We would like to crawl a vehicle ads website. This website has 400,000 used vehicle ads, and about 20,000 new ads per day. We want to setup something to crawl the 400K ands, and update it every day with the 20K new ads.
The crawl would be run using our company’s infrastructure. We only need someone to write the script to execute, and to find the best proxy method to crawl the website (Our company would of course pay for the proxies)
We want to crawl all pages starting from this page : https://www.leboncoin.fr/voitures/offres/?f=p
(all pages with used cars ads).
For each page, we also want to crawl all the pages with the detailed vehicle ad (like https://www.leboncoin.fr/voitures/1138888682.htm?ca=12_s)
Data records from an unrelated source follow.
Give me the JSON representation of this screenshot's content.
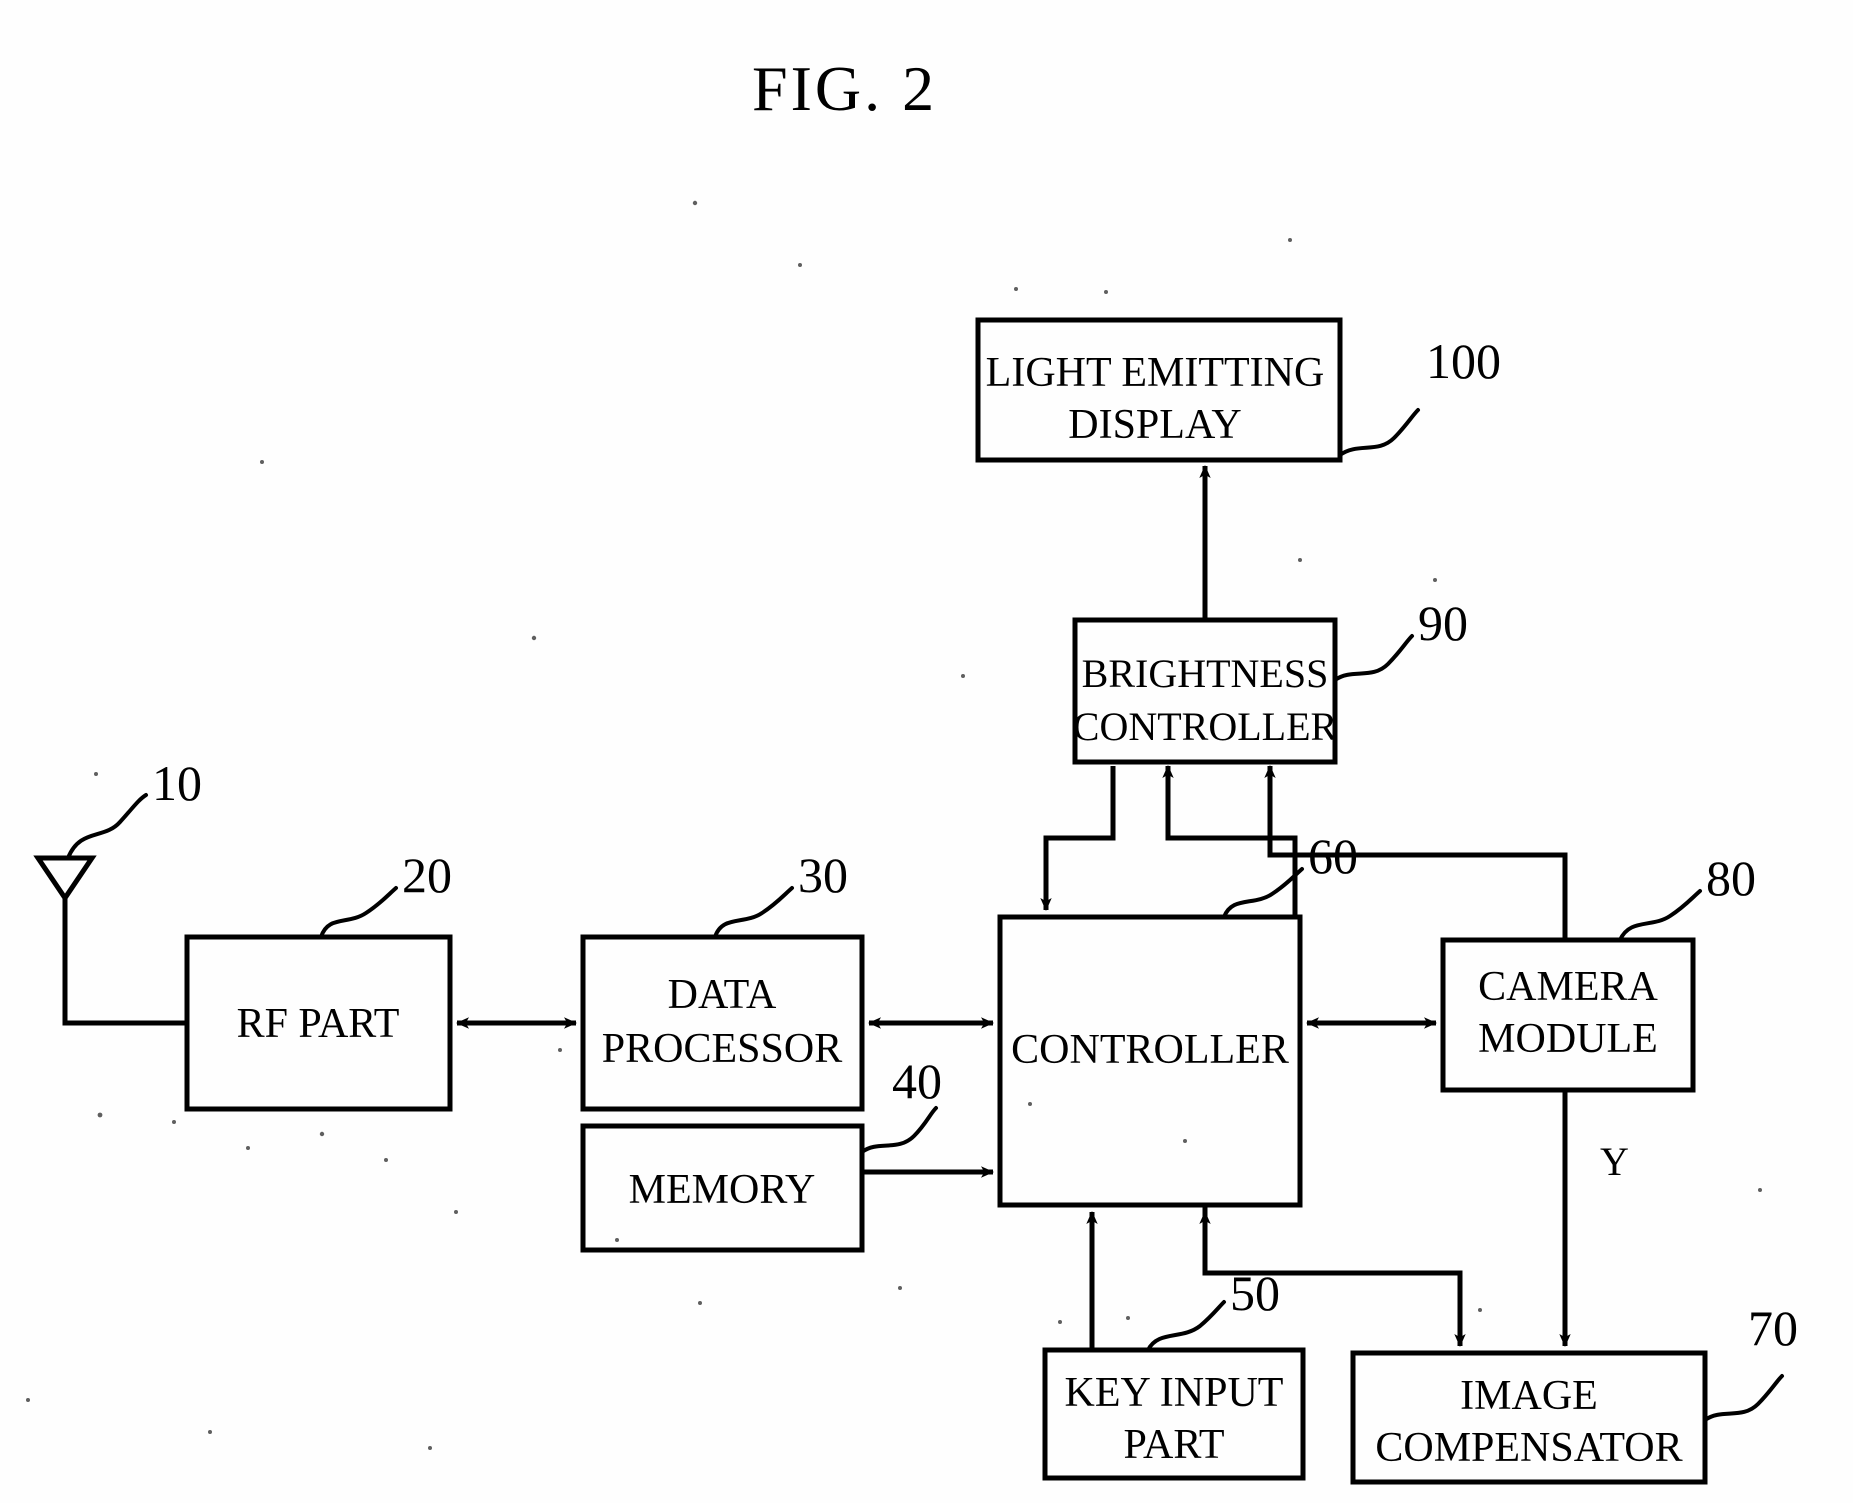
{
  "figure": {
    "title": "FIG. 2",
    "kind": "block-diagram",
    "ink_color": "#000000",
    "background_color": "#ffffff"
  },
  "blocks": [
    {
      "id": "antenna",
      "ref": "10",
      "label_line1": "",
      "label_line2": "",
      "shape": "antenna-symbol"
    },
    {
      "id": "rf",
      "ref": "20",
      "label_line1": "RF PART",
      "label_line2": "",
      "shape": "rect"
    },
    {
      "id": "dataproc",
      "ref": "30",
      "label_line1": "DATA",
      "label_line2": "PROCESSOR",
      "shape": "rect"
    },
    {
      "id": "memory",
      "ref": "40",
      "label_line1": "MEMORY",
      "label_line2": "",
      "shape": "rect"
    },
    {
      "id": "keyinput",
      "ref": "50",
      "label_line1": "KEY INPUT",
      "label_line2": "PART",
      "shape": "rect"
    },
    {
      "id": "controller",
      "ref": "60",
      "label_line1": "CONTROLLER",
      "label_line2": "",
      "shape": "rect"
    },
    {
      "id": "imagecomp",
      "ref": "70",
      "label_line1": "IMAGE",
      "label_line2": "COMPENSATOR",
      "shape": "rect"
    },
    {
      "id": "camera",
      "ref": "80",
      "label_line1": "CAMERA",
      "label_line2": "MODULE",
      "shape": "rect"
    },
    {
      "id": "brightness",
      "ref": "90",
      "label_line1": "BRIGHTNESS",
      "label_line2": "CONTROLLER",
      "shape": "rect"
    },
    {
      "id": "display",
      "ref": "100",
      "label_line1": "LIGHT EMITTING",
      "label_line2": "DISPLAY",
      "shape": "rect"
    }
  ],
  "signal_labels": [
    {
      "id": "y-signal",
      "text": "Y"
    }
  ],
  "connections": [
    {
      "from": "antenna",
      "to": "rf",
      "arrow": "none"
    },
    {
      "from": "rf",
      "to": "dataproc",
      "arrow": "both"
    },
    {
      "from": "dataproc",
      "to": "controller",
      "arrow": "both"
    },
    {
      "from": "memory",
      "to": "controller",
      "arrow": "single"
    },
    {
      "from": "keyinput",
      "to": "controller",
      "arrow": "single"
    },
    {
      "from": "controller",
      "to": "imagecomp",
      "arrow": "single"
    },
    {
      "from": "controller",
      "to": "camera",
      "arrow": "both"
    },
    {
      "from": "controller",
      "to": "brightness",
      "arrow": "single"
    },
    {
      "from": "brightness",
      "to": "controller",
      "arrow": "single"
    },
    {
      "from": "camera",
      "to": "brightness",
      "arrow": "single"
    },
    {
      "from": "camera",
      "to": "imagecomp",
      "arrow": "single",
      "signal": "Y"
    },
    {
      "from": "brightness",
      "to": "display",
      "arrow": "single"
    }
  ]
}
For each vehicle ad, we want to crawl information from the ad:
– price (Prix)
– city (Ville)
– model (Modèle)
– year (Année-modèle)
– mileage (Kilométrage)
– description (Description)
– the phone number (hidden behind the button “Voir le numéro”)
The tricky part is crawling the phone number. It is behind the “Voir le numéro” button, which sends a POST request. It looks like the POST request needs the same IP as the one used to access the ad page.
When trying to do it, we are blocked by the website.
We tried to do it without proxy : we are blocked after 10 calls if we go too fast.
Of course you’ll have to use proxies. But when we used proxies we were blocked (the POST to get the phone numbers sends ” KO” instead of the number. We do not know why). So you’ll have to find a way to do it 🙂